Okurun Kudreti
Alberto Manguel
Hâlâ gizemini koruyan, eğer açığa çıksa, belki de sıradan görünecek, nedenlerle, milattan sonra sekizinci yüzyılda şair Publius Ovidius Naso, İmparator Agustus tarafından Roma’dan sürgün edilmiştir. Ovid (yüzyıllar boyunca ona hayranlıkla bağlanan okurların yalnızca bir adına indirgediği bu şair), hayatının son yıllarını Karadeniz’in batı kıyısındaki ıssız bir kasabada, Roma’ya duyduğu hasretle geçirmiştir. O, bir zamanlar imparatorluğun kalbinin tam ortasında, yani o dönem için dünyanın merkezinde yer alıyordu; dolayısıyla sürgün onun için adeta bir ölüm fermanıydı. Çünkü Roma’sız bir hayatı tahayyül bile edemiyordu. Ovid’nin kendi anlatımına göre, bu imparatorluk cezasının temelinde bir şiir yatmaktaydı. O şiirin dizeleri bugün elimizde yok; ama belli ki bir imparatoru dahi dehşete düşürecek kadar güçlüydüler.
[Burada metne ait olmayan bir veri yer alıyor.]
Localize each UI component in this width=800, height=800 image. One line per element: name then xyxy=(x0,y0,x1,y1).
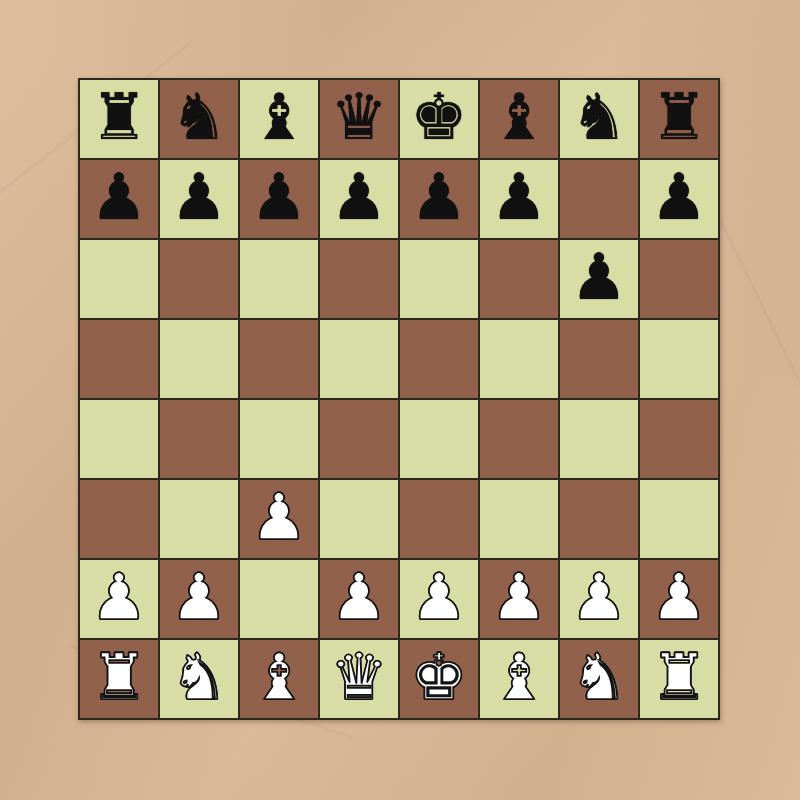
piece-white-rook[interactable]: ♜ xyxy=(90,638,147,716)
piece-white-king[interactable]: ♚ xyxy=(410,638,467,716)
piece-black-pawn[interactable]: ♟ xyxy=(570,238,627,316)
square-b5[interactable] xyxy=(160,320,238,398)
piece-white-pawn[interactable]: ♟ xyxy=(330,558,387,636)
square-d5[interactable] xyxy=(320,320,398,398)
square-f3[interactable] xyxy=(480,480,558,558)
piece-black-rook[interactable]: ♜ xyxy=(650,78,707,156)
square-a1[interactable]: ♜ xyxy=(80,640,158,718)
square-f6[interactable] xyxy=(480,240,558,318)
piece-white-knight[interactable]: ♞ xyxy=(170,638,227,716)
square-h5[interactable] xyxy=(640,320,718,398)
square-f2[interactable]: ♟ xyxy=(480,560,558,638)
square-c7[interactable]: ♟ xyxy=(240,160,318,238)
square-d1[interactable]: ♛ xyxy=(320,640,398,718)
piece-black-pawn[interactable]: ♟ xyxy=(170,158,227,236)
square-a5[interactable] xyxy=(80,320,158,398)
square-g8[interactable]: ♞ xyxy=(560,80,638,158)
square-b4[interactable] xyxy=(160,400,238,478)
square-e1[interactable]: ♚ xyxy=(400,640,478,718)
square-g5[interactable] xyxy=(560,320,638,398)
chess-board: ♜♞♝♛♚♝♞♜♟♟♟♟♟♟♟♟♟♟♟♟♟♟♟♟♜♞♝♛♚♝♞♜ xyxy=(78,78,720,720)
square-h2[interactable]: ♟ xyxy=(640,560,718,638)
square-h6[interactable] xyxy=(640,240,718,318)
square-g1[interactable]: ♞ xyxy=(560,640,638,718)
square-b2[interactable]: ♟ xyxy=(160,560,238,638)
piece-white-pawn[interactable]: ♟ xyxy=(650,558,707,636)
square-g6[interactable]: ♟ xyxy=(560,240,638,318)
square-d7[interactable]: ♟ xyxy=(320,160,398,238)
piece-white-pawn[interactable]: ♟ xyxy=(490,558,547,636)
piece-black-bishop[interactable]: ♝ xyxy=(490,78,547,156)
square-h3[interactable] xyxy=(640,480,718,558)
piece-black-knight[interactable]: ♞ xyxy=(570,78,627,156)
piece-white-bishop[interactable]: ♝ xyxy=(490,638,547,716)
piece-white-pawn[interactable]: ♟ xyxy=(410,558,467,636)
square-e2[interactable]: ♟ xyxy=(400,560,478,638)
square-b6[interactable] xyxy=(160,240,238,318)
square-f8[interactable]: ♝ xyxy=(480,80,558,158)
square-e6[interactable] xyxy=(400,240,478,318)
piece-white-rook[interactable]: ♜ xyxy=(650,638,707,716)
square-g4[interactable] xyxy=(560,400,638,478)
square-a3[interactable] xyxy=(80,480,158,558)
piece-black-king[interactable]: ♚ xyxy=(410,78,467,156)
piece-white-pawn[interactable]: ♟ xyxy=(90,558,147,636)
piece-white-bishop[interactable]: ♝ xyxy=(250,638,307,716)
piece-black-queen[interactable]: ♛ xyxy=(330,78,387,156)
square-g7[interactable] xyxy=(560,160,638,238)
square-b3[interactable] xyxy=(160,480,238,558)
square-c4[interactable] xyxy=(240,400,318,478)
square-a4[interactable] xyxy=(80,400,158,478)
piece-black-rook[interactable]: ♜ xyxy=(90,78,147,156)
square-d2[interactable]: ♟ xyxy=(320,560,398,638)
square-a7[interactable]: ♟ xyxy=(80,160,158,238)
piece-white-queen[interactable]: ♛ xyxy=(330,638,387,716)
piece-black-pawn[interactable]: ♟ xyxy=(90,158,147,236)
piece-black-pawn[interactable]: ♟ xyxy=(490,158,547,236)
piece-black-pawn[interactable]: ♟ xyxy=(250,158,307,236)
square-c5[interactable] xyxy=(240,320,318,398)
piece-black-bishop[interactable]: ♝ xyxy=(250,78,307,156)
square-e5[interactable] xyxy=(400,320,478,398)
square-d4[interactable] xyxy=(320,400,398,478)
square-d8[interactable]: ♛ xyxy=(320,80,398,158)
piece-black-knight[interactable]: ♞ xyxy=(170,78,227,156)
square-b1[interactable]: ♞ xyxy=(160,640,238,718)
square-c1[interactable]: ♝ xyxy=(240,640,318,718)
square-h4[interactable] xyxy=(640,400,718,478)
square-c6[interactable] xyxy=(240,240,318,318)
square-g3[interactable] xyxy=(560,480,638,558)
square-f7[interactable]: ♟ xyxy=(480,160,558,238)
piece-black-pawn[interactable]: ♟ xyxy=(410,158,467,236)
square-c2[interactable] xyxy=(240,560,318,638)
square-d6[interactable] xyxy=(320,240,398,318)
square-c8[interactable]: ♝ xyxy=(240,80,318,158)
square-a2[interactable]: ♟ xyxy=(80,560,158,638)
square-e8[interactable]: ♚ xyxy=(400,80,478,158)
square-b8[interactable]: ♞ xyxy=(160,80,238,158)
piece-white-pawn[interactable]: ♟ xyxy=(170,558,227,636)
square-e7[interactable]: ♟ xyxy=(400,160,478,238)
square-f5[interactable] xyxy=(480,320,558,398)
square-f1[interactable]: ♝ xyxy=(480,640,558,718)
square-e3[interactable] xyxy=(400,480,478,558)
square-h8[interactable]: ♜ xyxy=(640,80,718,158)
piece-white-pawn[interactable]: ♟ xyxy=(250,478,307,556)
square-a6[interactable] xyxy=(80,240,158,318)
square-b7[interactable]: ♟ xyxy=(160,160,238,238)
piece-white-pawn[interactable]: ♟ xyxy=(570,558,627,636)
square-d3[interactable] xyxy=(320,480,398,558)
square-e4[interactable] xyxy=(400,400,478,478)
square-h1[interactable]: ♜ xyxy=(640,640,718,718)
square-f4[interactable] xyxy=(480,400,558,478)
square-c3[interactable]: ♟ xyxy=(240,480,318,558)
piece-black-pawn[interactable]: ♟ xyxy=(330,158,387,236)
square-g2[interactable]: ♟ xyxy=(560,560,638,638)
square-h7[interactable]: ♟ xyxy=(640,160,718,238)
piece-white-knight[interactable]: ♞ xyxy=(570,638,627,716)
page-background: ♜♞♝♛♚♝♞♜♟♟♟♟♟♟♟♟♟♟♟♟♟♟♟♟♜♞♝♛♚♝♞♜ xyxy=(0,0,800,800)
piece-black-pawn[interactable]: ♟ xyxy=(650,158,707,236)
square-a8[interactable]: ♜ xyxy=(80,80,158,158)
Zamanın başlangıcından beri ki zamanın anlatısı da nihayetinde bir hikâyedir, kelimelerin tehlikeli varlıklar olduğunu biliriz. Mezopotamya’da, Mısır’da, Antik Yunan’da, kelimeleri icat edip kayda geçirebilen kişi, yani yazan insan, ki Anglo-Saksonlar ona “yaratıcı” anlamında the maker derlerdi, tanrıların gözdesi, yazma yetisiyle kutsanmış seçilmiş biri olarak kabul edilirdi. Sokrates’e göre ki bu anlatıyı ya başkasından aktarmış ya da kendisi kurgulamıştır, yazı sanatı, aynı zamanda matematiği, astronomiyi, dama ve zar oyunlarını da icat eden Mısır tanrısı Theuth’un buluşuydu. Theuth, bu icadını Firavun’a sunduğunda, bunun hafıza ve bilgelik için bir reçete olduğunu ileri sürmüştü. Ancak Firavun ikna olmadı: “Senin bulduğun şey,” dedi, “hafıza için değil, hatırlatma içindir. Ve öğrencilerine sunduğun gerçek bilgelik değil, sadece onun görüntüsüdür; çünkü onlara birçok şeyden söz edecek ama aslında hiçbir şey öğretmeyeceksin. Böylece çok şey bildiklerini sanacaklar ama çoğu zaman hiçbir şey bilmeyecekler; gerçek bilgiyle değil, bilgelik kuruntusuyla dolacaklar.”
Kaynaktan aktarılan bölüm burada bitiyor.